When I decided to start Writers’ Club with the freshman class, the memories of those old clubs were in the back of my mind. I had many students that year who were passionate about writing but lacked confidence and direction. In writing workshop, they wrote eagerly but struggled to give and accept feedback, and no matter what I tried, the looming specter of a grade shadowed everything they did and kept them from taking risks.
Writers’ Club, I hoped, would give students a place to play with words and a place to practice skills we discussed in class, but I was also thinking about strong club leadership. I planned to work with the group to develop feedback protocols that worked for students and then ask club members to take what they had learned back to class and teach it to their classmates.
What It Was
I explained to my classes that club members would meet after school and write together, keeping the club description vague because I wanted to let them design the specifics of what we would be doing. Six girls came to the first meeting. We passed around notebooks and chocolate and decided that these were our goals:
- To write every week
- To share our writing and work through processes of giving feedback
- To share what we learned with other students
- To publish our writing
I wanted students to explore writing and have fun, but I also hoped that this group would be able to function like a leadership team, bringing the ideas they tested about writing and feedback to their classmates.
What We Did
The club meetings began with sharing writing that students brought to the group. Occasionally they brought something they needed to write for another class, but usually they brought something more personal. They also wrote together, from either a prompt or a minilesson generated by their questions and interests. At the end of each meeting, they decided what they wanted to study for next time—ways to establish setting, how to use effective transitions, and so on—and I created a minilesson or a prompt based on what they wanted to learn.
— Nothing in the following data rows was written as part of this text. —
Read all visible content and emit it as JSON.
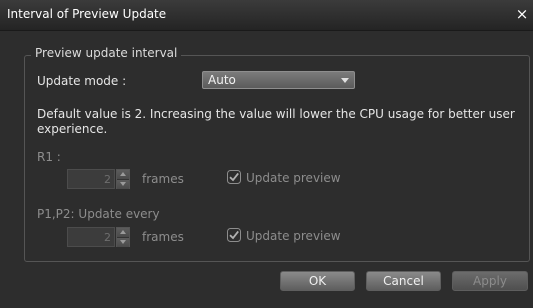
{
  "window": {
    "title": "Interval of Preview Update",
    "close_glyph": "×"
  },
  "group": {
    "legend": "Preview update interval"
  },
  "update_mode": {
    "label": "Update mode :",
    "value": "Auto"
  },
  "description": "Default value is 2. Increasing the value will lower the CPU usage for better user experience.",
  "r1": {
    "label": "R1 :",
    "value": "2",
    "unit": "frames",
    "checkbox_label": "Update preview",
    "checked": true
  },
  "p1p2": {
    "label": "P1,P2: Update every",
    "value": "2",
    "unit": "frames",
    "checkbox_label": "Update preview",
    "checked": true
  },
  "buttons": {
    "ok": "OK",
    "cancel": "Cancel",
    "apply": "Apply"
  },
  "icons": {
    "close": "close-icon",
    "dropdown": "chevron-down-icon",
    "spin_up": "spin-up-icon",
    "spin_down": "spin-down-icon",
    "check": "checkbox-checked-icon"
  },
  "colors": {
    "background": "#2d2d2d",
    "text": "#e6e6e6",
    "disabled_text": "#8d8d8d"
  }
}
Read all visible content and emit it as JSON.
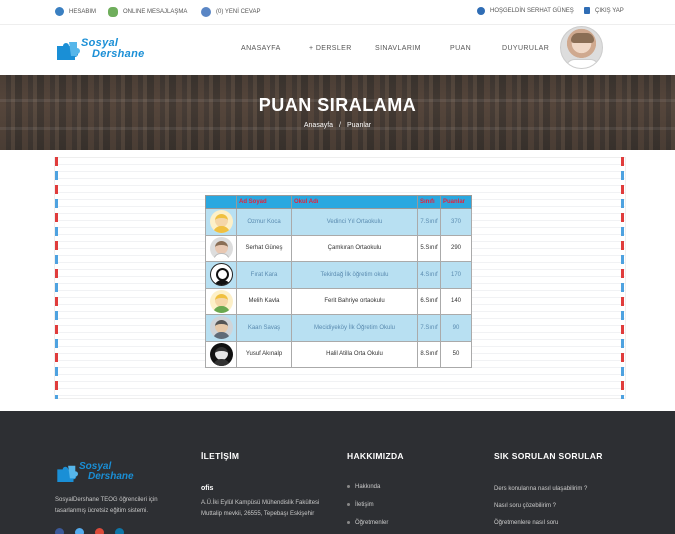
{
  "topbar": {
    "account": "HESABIM",
    "online_messaging": "ONLINE MESAJLAŞMA",
    "new_replies": "(0) YENİ CEVAP",
    "welcome": "HOŞGELDİN SERHAT GÜNEŞ",
    "logout": "ÇIKIŞ YAP"
  },
  "brand": {
    "line1": "Sosyal",
    "line2": "Dershane"
  },
  "nav": {
    "home": "ANASAYFA",
    "courses": "+ DERSLER",
    "exams": "SINAVLARIM",
    "points": "PUAN",
    "announcements": "DUYURULAR"
  },
  "banner": {
    "title": "PUAN SIRALAMA",
    "breadcrumb": [
      "Anasayfa",
      "/",
      "Puanlar"
    ]
  },
  "ranking": {
    "headers": [
      "Ad Soyad",
      "Okul Adı",
      "Sınıfı",
      "Puanlar"
    ],
    "rows": [
      {
        "name": "Ozmur Koca",
        "school": "Vedinci Yıl Ortaokulu",
        "grade": "7.Sınıf",
        "points": "370",
        "avatar": "blonde-avatar"
      },
      {
        "name": "Serhat Güneş",
        "school": "Çamkıran Ortaokulu",
        "grade": "5.Sınıf",
        "points": "290",
        "avatar": "photo-avatar"
      },
      {
        "name": "Fırat Kara",
        "school": "Tekirdağ İlk öğretim okulu",
        "grade": "4.Sınıf",
        "points": "170",
        "avatar": "glasses-avatar"
      },
      {
        "name": "Melih Kavla",
        "school": "Ferit Bahriye ortaokulu",
        "grade": "6.Sınıf",
        "points": "140",
        "avatar": "blonde-avatar"
      },
      {
        "name": "Kaan Savaş",
        "school": "Mecidiyeköy İlk Öğretim Okulu",
        "grade": "7.Sınıf",
        "points": "90",
        "avatar": "gray-avatar"
      },
      {
        "name": "Yusuf Akınalp",
        "school": "Halil Atilla Orta Okulu",
        "grade": "8.Sınıf",
        "points": "50",
        "avatar": "dark-avatar"
      }
    ]
  },
  "footer": {
    "about_text": "SosyalDershane TEOG öğrencileri için tasarlanmış ücretsiz eğitim sistemi.",
    "contact": {
      "title": "İLETİŞİM",
      "label": "ofis",
      "address": "A.Ü.İki Eylül Kampüsü Mühendislik Fakültesi Muttalip mevkii, 26555, Tepebaşı Eskişehir"
    },
    "about": {
      "title": "HAKKIMIZDA",
      "links": [
        "Hakkında",
        "İletişim",
        "Öğretmenler"
      ]
    },
    "faq": {
      "title": "SIK SORULAN SORULAR",
      "links": [
        "Ders konularına nasıl ulaşabilirim ?",
        "Nasıl soru çözebilirim ?",
        "Öğretmenlere nasıl soru"
      ]
    }
  },
  "colors": {
    "accent": "#2aa8e0",
    "header_text": "#e8213a",
    "alt_row": "#b8e0f2",
    "footer_bg": "#2d2f33"
  }
}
After sharing their writing, they practiced feedback protocol: letting the writer tell what she needed, asking good questions, praising things they liked, and making suggestions. They chose how much feedback they wanted on their writing and what kind of feedback. Club members worked on learning to articulate what they needed as writers, and on listening to each other and reading drafts with a sense of purpose.
Finally, the club took their leadership back to their classes. We introduced the feedback protocol they had practiced to whole classes, and during writing workshop, they met with different groups of students and guided them through their feedback strategies. It allowed me to step back and facilitate while these students brought their personal experiences to small groups.
Publication
At the end of the year, Writers’ Club created an artistic anthology. They invited the entire grade to contribute writing and artwork, and many of their classmates who had been shy about sharing writing submitted pieces when encouraged by Writers’ Club members—often pieces they wrote and revised with the help of classmates. The club designed the cover, organized the writing and artwork within, and published and distributed the books to their classmates, the school library, and the local community.
Writers’ Club has existed for years now, and each year the focus shifts, based on the needs of the students in the club and the goals they make for sharing their writing and their learning. At the end of the year, we celebrate with a field trip to a local writing conference for teens, pizza, and a movie (based on a book, of course). Student ownership both in what they write and how they share has been key, as well as building trust among group members through their feedback protocol, and an excess of chocolate.